13/11/2017

Reforma trabalhista entra em vigor sem “compensações” prometidas por Temer

Aprovada em julho de 2017 pelo Senado Federal – sem alterar a precarizantes proposta enviada pela Câmara dos Deputados, a nova legislação trabalhista passou a vigorar neste sábado, dia 11.

Combatida e rechaçada por todo o movimento sindical, a reforma trabalhista traz danos e retrocessos significativos aos trabalhadores e trabalhadoras brasileiros.

A Lei 13.467/17 alterou mais de 100 pontos da Consolidação das Leis do Trabalho (CLT) sob o falso argumento de modernizar as relações de trabalho para gerar emprego e retomar o crescimento econômico. No entanto, as propostas chegaram a retirar direitos já garantidos e consolidados.

Tornada realidade – há uma campanha em curso para angariar adesões a um abaixo-assinado para um projeto de iniciativa popular que a revogue –, a lei exigirá nova postura dos sindicatos, em momento ainda mais adverso pela provável perda de recursos de custeio. Mais conversa com o trabalhador, mais ação dentro dos locais de trabalho, algo que as empresas, historicamente, sempre buscaram evitar.

Um dos primeiros testes foi enfrentado pelos trabalhadores no setor químico do estado de São Paulo. Sindicatos da categoria ligados à CUT, à Força Sindical e à Intersindical se uniram para realizar uma campanha conjunta. Do lado empresarial, uma lista com pelo menos 15 itens para mexer na convenção coletiva, já pensando na nova lei, que entra em vigor justamente no mês da data-base dos químicos.

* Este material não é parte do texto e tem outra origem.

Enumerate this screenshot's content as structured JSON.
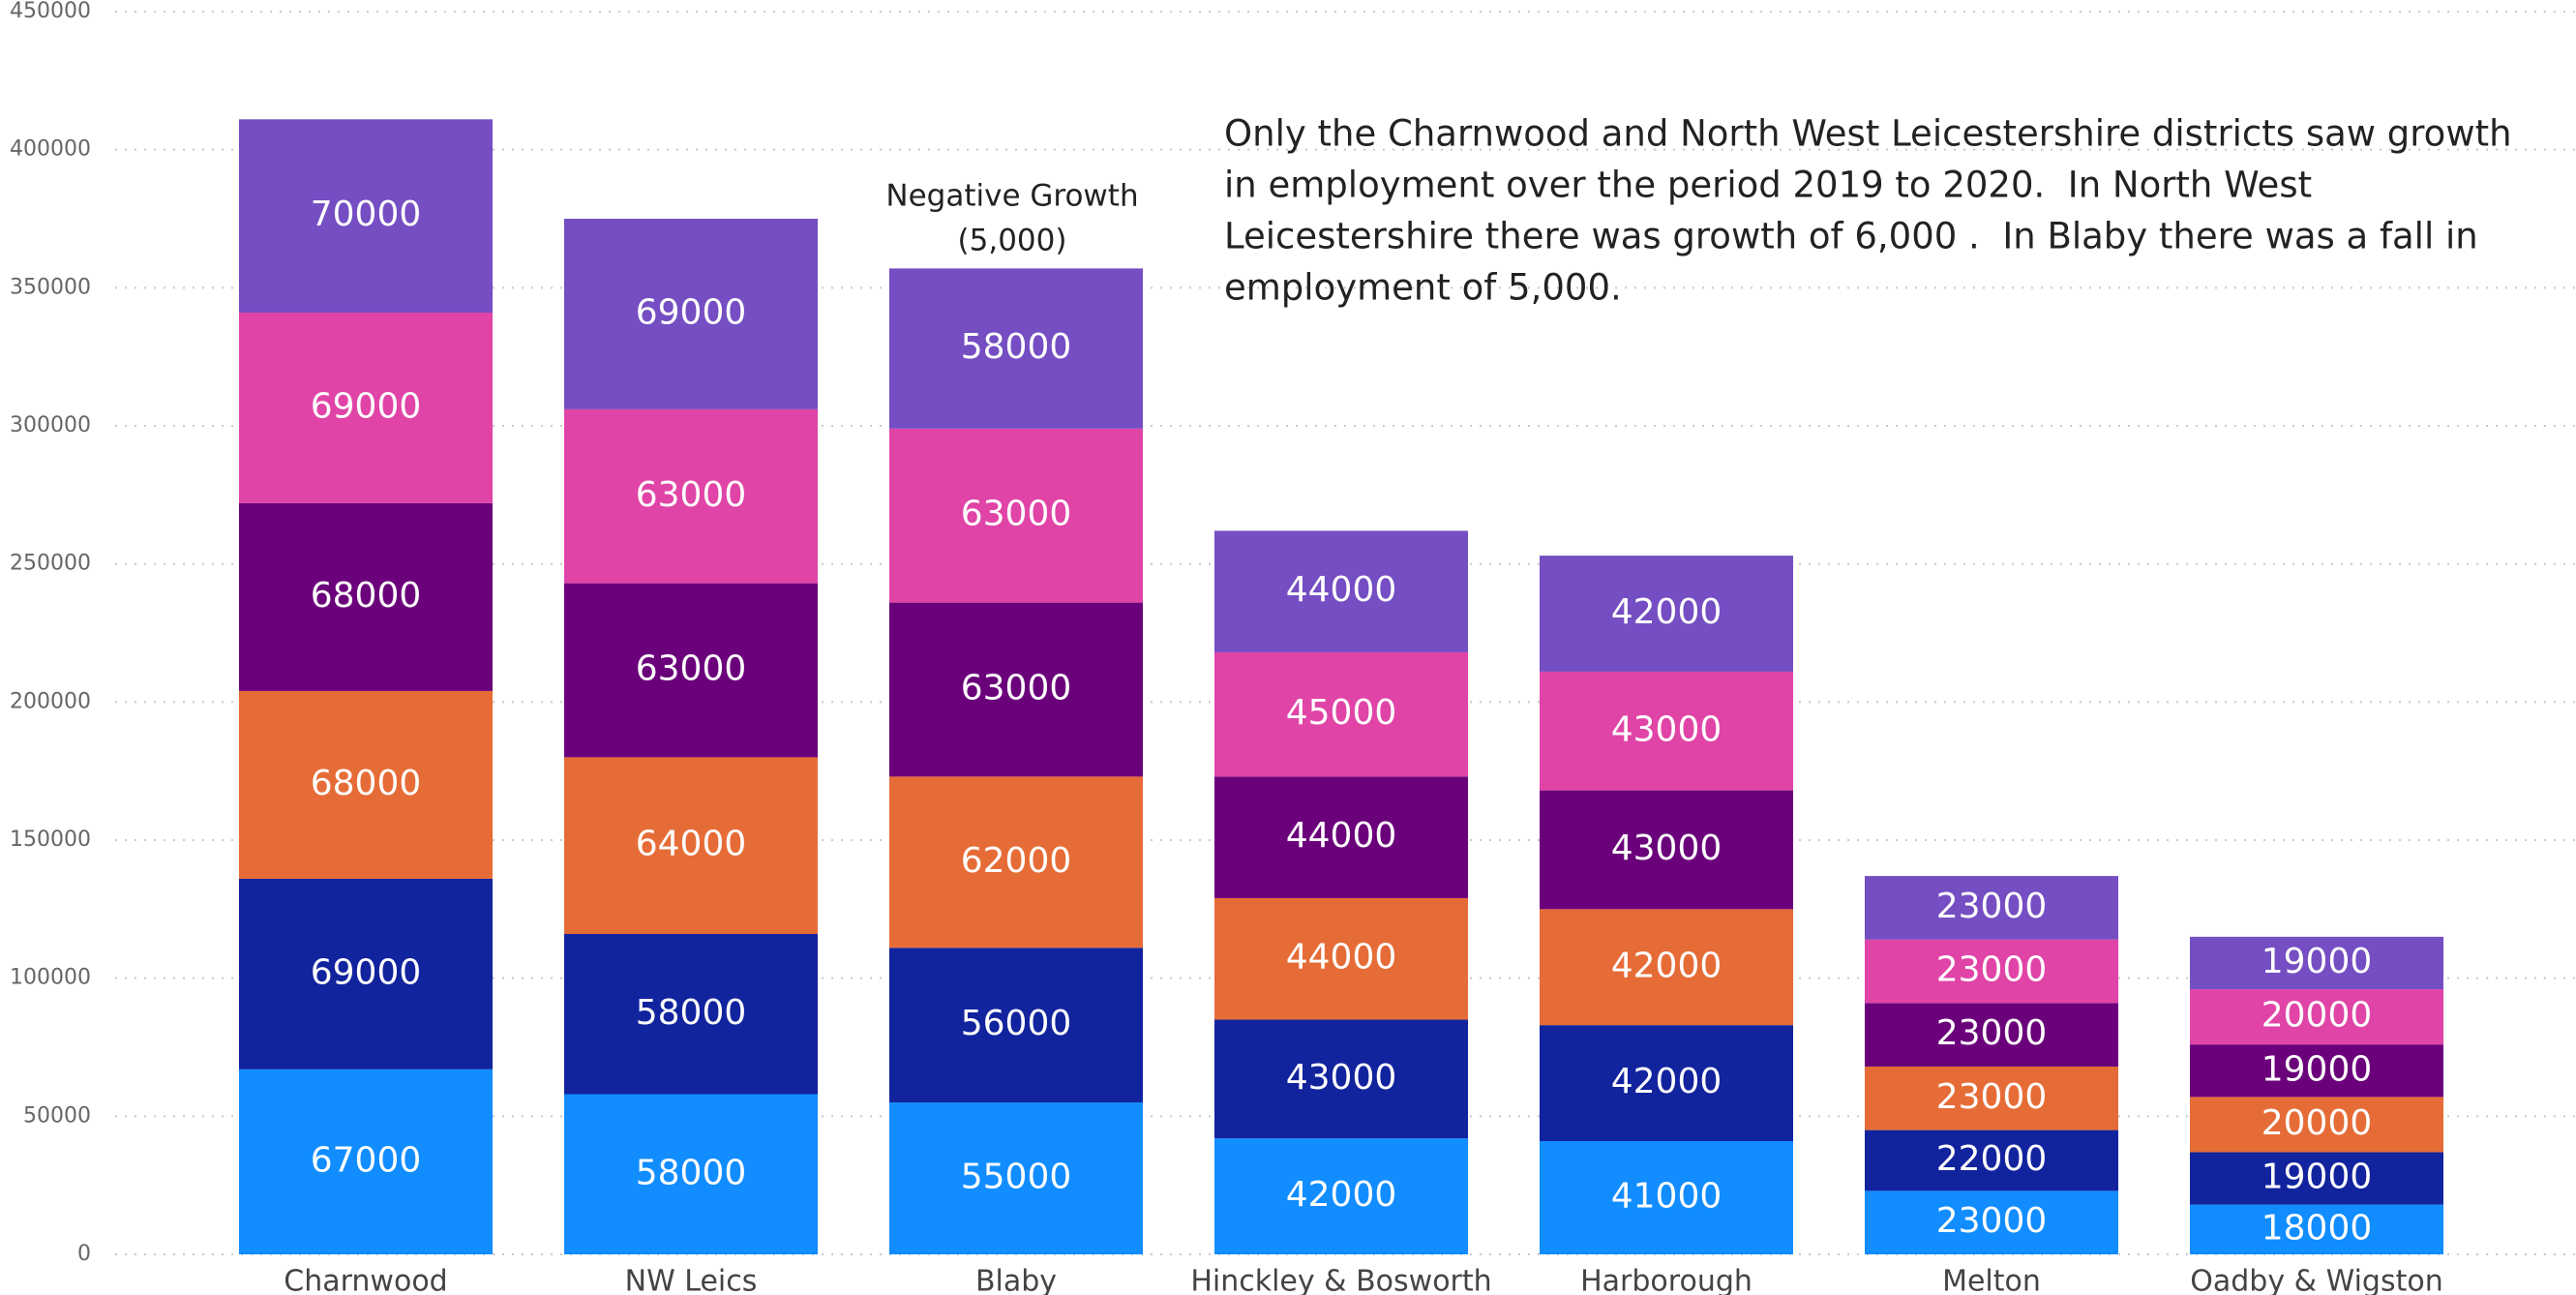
{
  "chart_data": {
    "type": "stacked_bar",
    "categories": [
      "Charnwood",
      "NW Leics",
      "Blaby",
      "Hinckley & Bosworth",
      "Harborough",
      "Melton",
      "Oadby & Wigston"
    ],
    "series": [
      {
        "color": "#118DFF",
        "values": [
          67000,
          58000,
          55000,
          42000,
          41000,
          23000,
          18000
        ]
      },
      {
        "color": "#12239E",
        "values": [
          69000,
          58000,
          56000,
          43000,
          42000,
          22000,
          19000
        ]
      },
      {
        "color": "#E66C37",
        "values": [
          68000,
          64000,
          62000,
          44000,
          42000,
          23000,
          20000
        ]
      },
      {
        "color": "#6B007B",
        "values": [
          68000,
          63000,
          63000,
          44000,
          43000,
          23000,
          19000
        ]
      },
      {
        "color": "#E044A7",
        "values": [
          69000,
          63000,
          63000,
          45000,
          43000,
          23000,
          20000
        ]
      },
      {
        "color": "#744EC2",
        "values": [
          70000,
          69000,
          58000,
          44000,
          42000,
          23000,
          19000
        ]
      }
    ],
    "ylim": [
      0,
      450000
    ],
    "yticks": [
      0,
      50000,
      100000,
      150000,
      200000,
      250000,
      300000,
      350000,
      400000,
      450000
    ],
    "grid": true,
    "annotations": {
      "bar_note": [
        "Negative Growth",
        "(5,000)"
      ],
      "text": [
        "Only the Charnwood and North West Leicestershire districts saw growth",
        "in employment over the period 2019 to 2020.  In North West",
        "Leicestershire there was growth of 6,000 .  In Blaby there was a fall in",
        "employment of 5,000."
      ]
    }
  }
}
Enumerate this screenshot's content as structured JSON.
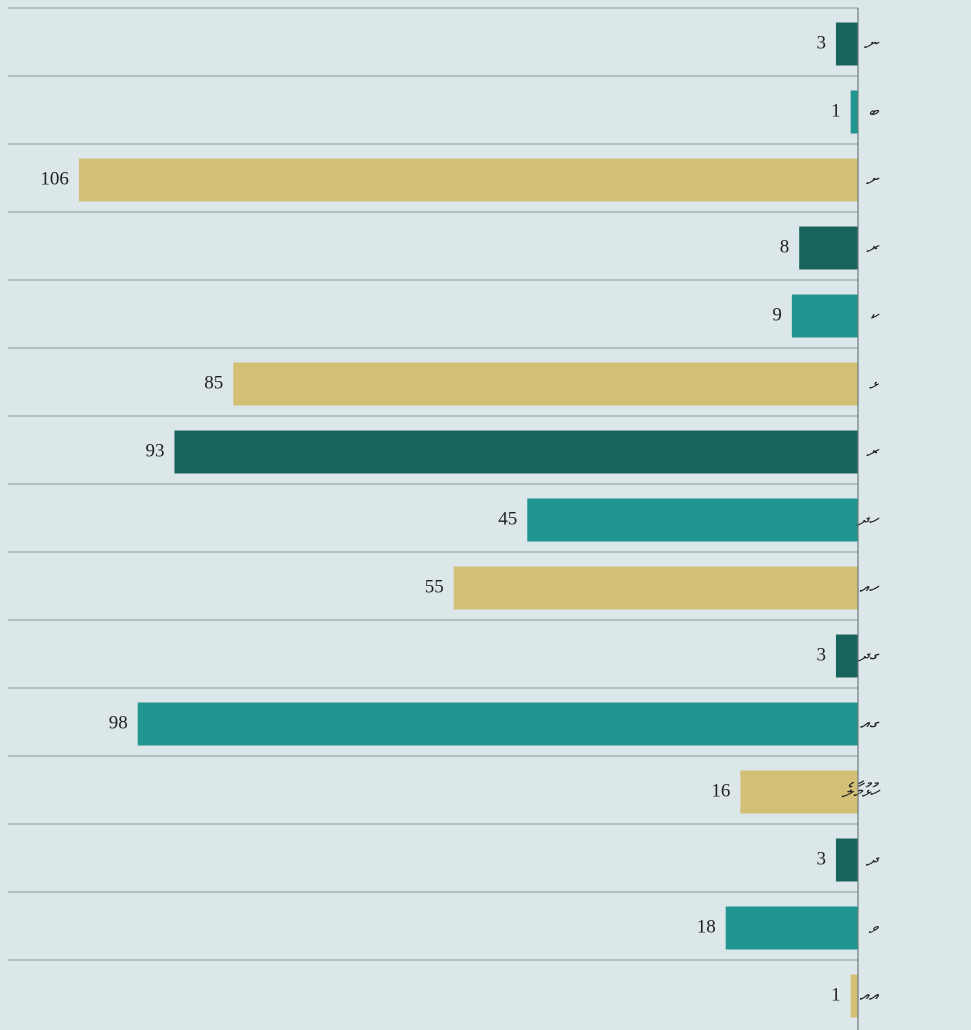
{
  "chart_data": {
    "type": "barh",
    "categories": [
      "ނ",
      "ބ",
      "ށ",
      "ރ",
      "ކ",
      "ޅ",
      "ރ",
      "ހދ",
      "ހއ",
      "ގދ",
      "ގއ",
      "ހުޅުމާލެ",
      "ދ",
      "ވ",
      "އއ"
    ],
    "values": [
      3,
      1,
      106,
      8,
      9,
      85,
      93,
      45,
      55,
      3,
      98,
      16,
      3,
      18,
      1
    ],
    "colors": [
      "#17645f",
      "#1f9690",
      "#d4bf76",
      "#17645f",
      "#1f9690",
      "#d4bf76",
      "#17645f",
      "#1f9690",
      "#d4bf76",
      "#17645f",
      "#1f9690",
      "#d4bf76",
      "#17645f",
      "#1f9690",
      "#d4bf76"
    ],
    "xlim": [
      0,
      110
    ]
  }
}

Unidos, eles conseguiram reajuste com base na variação integral do INPC e a manutenção de todas as cláusulas. Foi montado um grupo de trabalho bipartite para, ao longo do próximo ano, avaliar os impactos das mudanças na legislação. O acordo foi assinado na semana passada.

Para o coordenador político da Fetquim, a federação do setor químico ligada à CUT, Airton Cano, os desafios vão exigir muita "capacidade intelectual" e mobilização – na porta e dentro da fábrica. "O sindicalista que não estiver interagindo nesse processo vai ter problema no ano que vem. Não pode ficar esperando acontecer, tem de antecipar movimentos", avalia.

Ele observa que os empresários iniciaram as negociações neste ano já com disposição de mexer na convenção. "As empresas já estão querendo aplicar alguns pontos da reforma trabalhista", diz, citando o trabalho temporário. Algo que irá exigir maior compreensão e análise do processo produtivo.

Também haverá uma "disputa" intensa pelo trabalhador, a quem os sindicatos terão de enfatizar o risco que representa a nova lei, em termos de perda de direitos e da importância da convenção coletiva. "Cada cláusula, cada vírgula, foi muito difícil de colocar lá. A premissa é que tem manter todas", diz Airton.

Os metalúrgicos da CUT em São Paulo também conseguiram fechar acordos garantindo reajuste salarial pela inflação. E introduziram uma "cláusula de salvaguarda" contra a reforma trabalhista, prevendo que nenhuma mudança seja feita sem negociação prévia.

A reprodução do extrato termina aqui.